Recordkeeping & Disclosure
Across the board, regulators expect you to be able to show what tool was used, how it was evaluated for bias, and what you told candidates. Maintain an auditable trail per tool, per jurisdiction.
Multi-State AI Hiring Compliance Checklist
For HR tech vendors and employers operating across states. Steps 1–4 are the highest-leverage.
This article is general information, not legal advice. State AI employment laws, effective dates, and penalty figures change frequently — Colorado and California in particular have revisited timelines. Verify current requirements with employment counsel before acting.
Keep your hiring tools and careers pages compliant
Bias-audit notices and AI disclosures only work if every candidate can actually access them. RatedWithAI scans your careers pages and application flows for accessibility and compliance gaps. Start with a free scan.
Scan Your Hiring Pages for Free →Frequently Asked Questions
Which states regulate AI bias in hiring?
The most significant 2026 regimes are New York City (Local Law 144's mandatory bias audits for automated employment decision tools), Colorado (the AI Act's duty of reasonable care for high-risk AI in consequential decisions, including employment), Illinois (the AI Video Interview Act plus a 2026 Human Rights Act amendment on AI discrimination), and California (CPRA ADMT rules and Civil Rights Council guidance). Other states have pending bills and guidance.
What does an AI bias audit involve?
It's an impartial evaluation of an automated decision tool for disparate impact — comparing selection or scoring rates across protected groups such as sex, race/ethnicity, and intersectional categories. NYC Local Law 144 requires the audit be performed by an independent auditor within the prior year, with a public summary of the results posted on the employer's website.
Does NYC Local Law 144 apply if my company isn't in New York?
It can. The law keys off the location of the job, not the employer's headquarters. If you use an automated employment decision tool to screen candidates or employees for positions located in New York City, you're covered — even as a remote-first company based elsewhere. You must run the bias audit, publish the summary, and provide candidate notice.
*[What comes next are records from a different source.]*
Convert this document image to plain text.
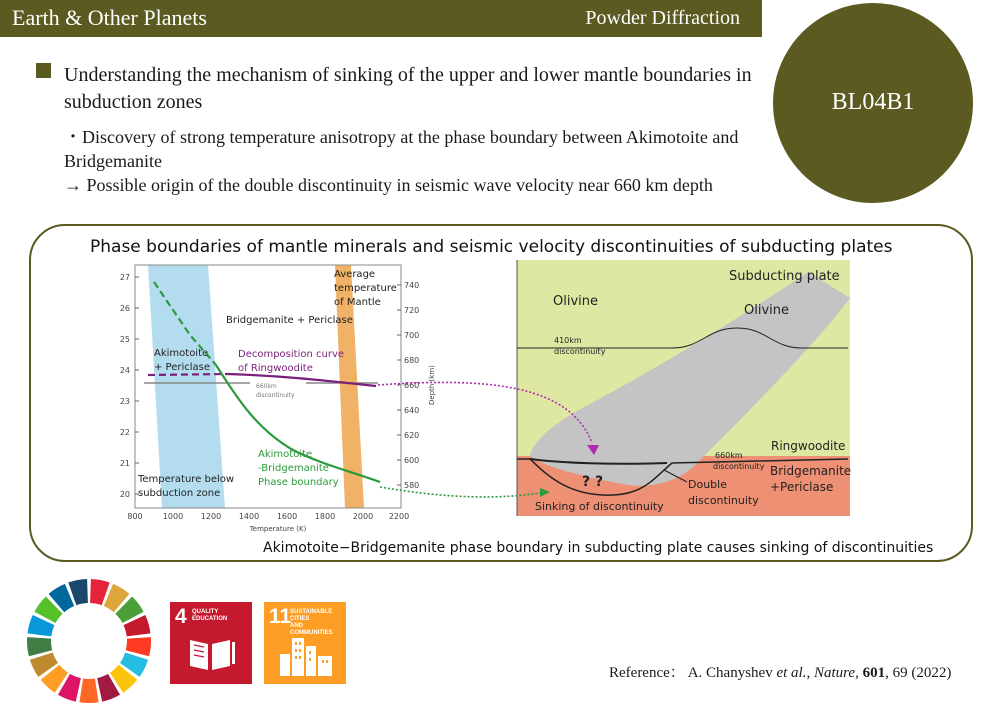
Earth & Other Planets	Powder Diffraction
BL04B1
Understanding the mechanism of sinking of the upper and lower mantle boundaries in subduction zones
・Discovery of strong temperature anisotropy at the phase boundary between Akimotoite and Bridgemanite
→ Possible origin of the double discontinuity in seismic wave velocity near 660 km depth
Phase boundaries of mantle minerals and seismic velocity discontinuities of subducting plates
27
26
25
24
23
22
21
20
740
720
700
680
660
640
620
600
580
800	1000 1200 1400 1600 1800 2000 2200
Temperature (K)
Depth (km)
Average
temperature
of Mantle
Bridgemanite + Periclase
Akimotoite
+ Periclase
Temperature below
subduction zone
Decomposition curve
of Ringwoodite
Akimotoite
-Bridgemanite
Phase boundary
660km
discontinuity
Subducting plate
Olivine
Olivine
410km
discontinuity
Ringwoodite
660km
discontinuity Bridgemanite
+Periclase
? ?	Double
discontinuity
Sinking of discontinuity
Akimotoite−Bridgemanite phase boundary in subducting plate causes sinking of discontinuities
4 QUALITY
EDUCATION	11
SUSTAINABLE CITIES
AND COMMUNITIES
Reference： A. Chanyshev et al., Nature, 601, 69 (2022)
Is there a federal AI hiring law?
There is no federal statute specifically mandating AI bias audits, but existing federal anti-discrimination laws (Title VII, ADA, ADEA) already apply to AI-driven hiring outcomes, and the EEOC has stated that algorithmic tools causing disparate impact can violate those laws. So even outside the regulated states, discriminatory AI hiring carries federal legal exposure.
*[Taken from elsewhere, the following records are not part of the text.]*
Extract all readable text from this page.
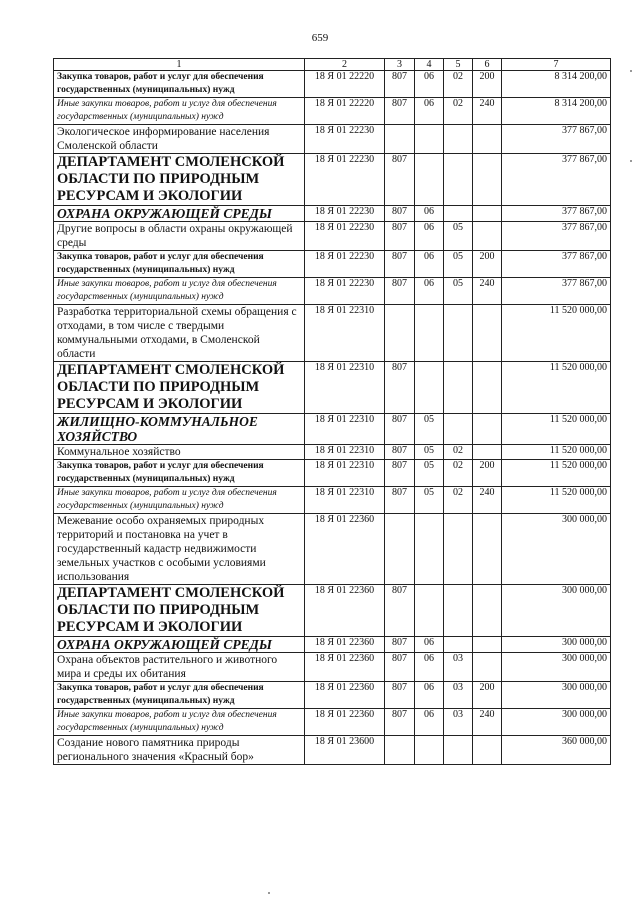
659
1	2	3	4	5	6	7
Закупка товаров, работ и услуг для обеспечения государственных (муниципальных) нужд	18 Я 01 22220	807	06	02	200	8 314 200,00
Иные закупки товаров, работ и услуг для обеспечения государственных (муниципальных) нужд	18 Я 01 22220	807	06	02	240	8 314 200,00
Экологическое информирование населения Смоленской области	18 Я 01 22230					377 867,00
ДЕПАРТАМЕНТ СМОЛЕНСКОЙ ОБЛАСТИ ПО ПРИРОДНЫМ РЕСУРСАМ И ЭКОЛОГИИ	18 Я 01 22230	807				377 867,00
ОХРАНА ОКРУЖАЮЩЕЙ СРЕДЫ	18 Я 01 22230	807	06			377 867,00
Другие вопросы в области охраны окружающей среды	18 Я 01 22230	807	06	05		377 867,00
Закупка товаров, работ и услуг для обеспечения государственных (муниципальных) нужд	18 Я 01 22230	807	06	05	200	377 867,00
Иные закупки товаров, работ и услуг для обеспечения государственных (муниципальных) нужд	18 Я 01 22230	807	06	05	240	377 867,00
Разработка территориальной схемы обращения с отходами, в том числе с твердыми коммунальными отходами, в Смоленской области	18 Я 01 22310					11 520 000,00
ДЕПАРТАМЕНТ СМОЛЕНСКОЙ ОБЛАСТИ ПО ПРИРОДНЫМ РЕСУРСАМ И ЭКОЛОГИИ	18 Я 01 22310	807				11 520 000,00
ЖИЛИЩНО-КОММУНАЛЬНОЕ ХОЗЯЙСТВО	18 Я 01 22310	807	05			11 520 000,00
Коммунальное хозяйство	18 Я 01 22310	807	05	02		11 520 000,00
Закупка товаров, работ и услуг для обеспечения государственных (муниципальных) нужд	18 Я 01 22310	807	05	02	200	11 520 000,00
Иные закупки товаров, работ и услуг для обеспечения государственных (муниципальных) нужд	18 Я 01 22310	807	05	02	240	11 520 000,00
Межевание особо охраняемых природных территорий и постановка на учет в государственный кадастр недвижимости земельных участков с особыми условиями использования	18 Я 01 22360					300 000,00
ДЕПАРТАМЕНТ СМОЛЕНСКОЙ ОБЛАСТИ ПО ПРИРОДНЫМ РЕСУРСАМ И ЭКОЛОГИИ	18 Я 01 22360	807				300 000,00
ОХРАНА ОКРУЖАЮЩЕЙ СРЕДЫ	18 Я 01 22360	807	06			300 000,00
Охрана объектов растительного и животного мира и среды их обитания	18 Я 01 22360	807	06	03		300 000,00
Закупка товаров, работ и услуг для обеспечения государственных (муниципальных) нужд	18 Я 01 22360	807	06	03	200	300 000,00
Иные закупки товаров, работ и услуг для обеспечения государственных (муниципальных) нужд	18 Я 01 22360	807	06	03	240	300 000,00
Создание нового памятника природы регионального значения «Красный бор»	18 Я 01 23600					360 000,00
What happens if I ignore these laws?
Penalties vary by jurisdiction. NYC LL144 imposes civil penalties per violation per day. Colorado and California tie enforcement to their attorneys general and agencies, with potential injunctive relief and fines. Beyond statutory penalties, a documented failure to test for bias strengthens private discrimination claims and class actions, which are often the bigger financial risk.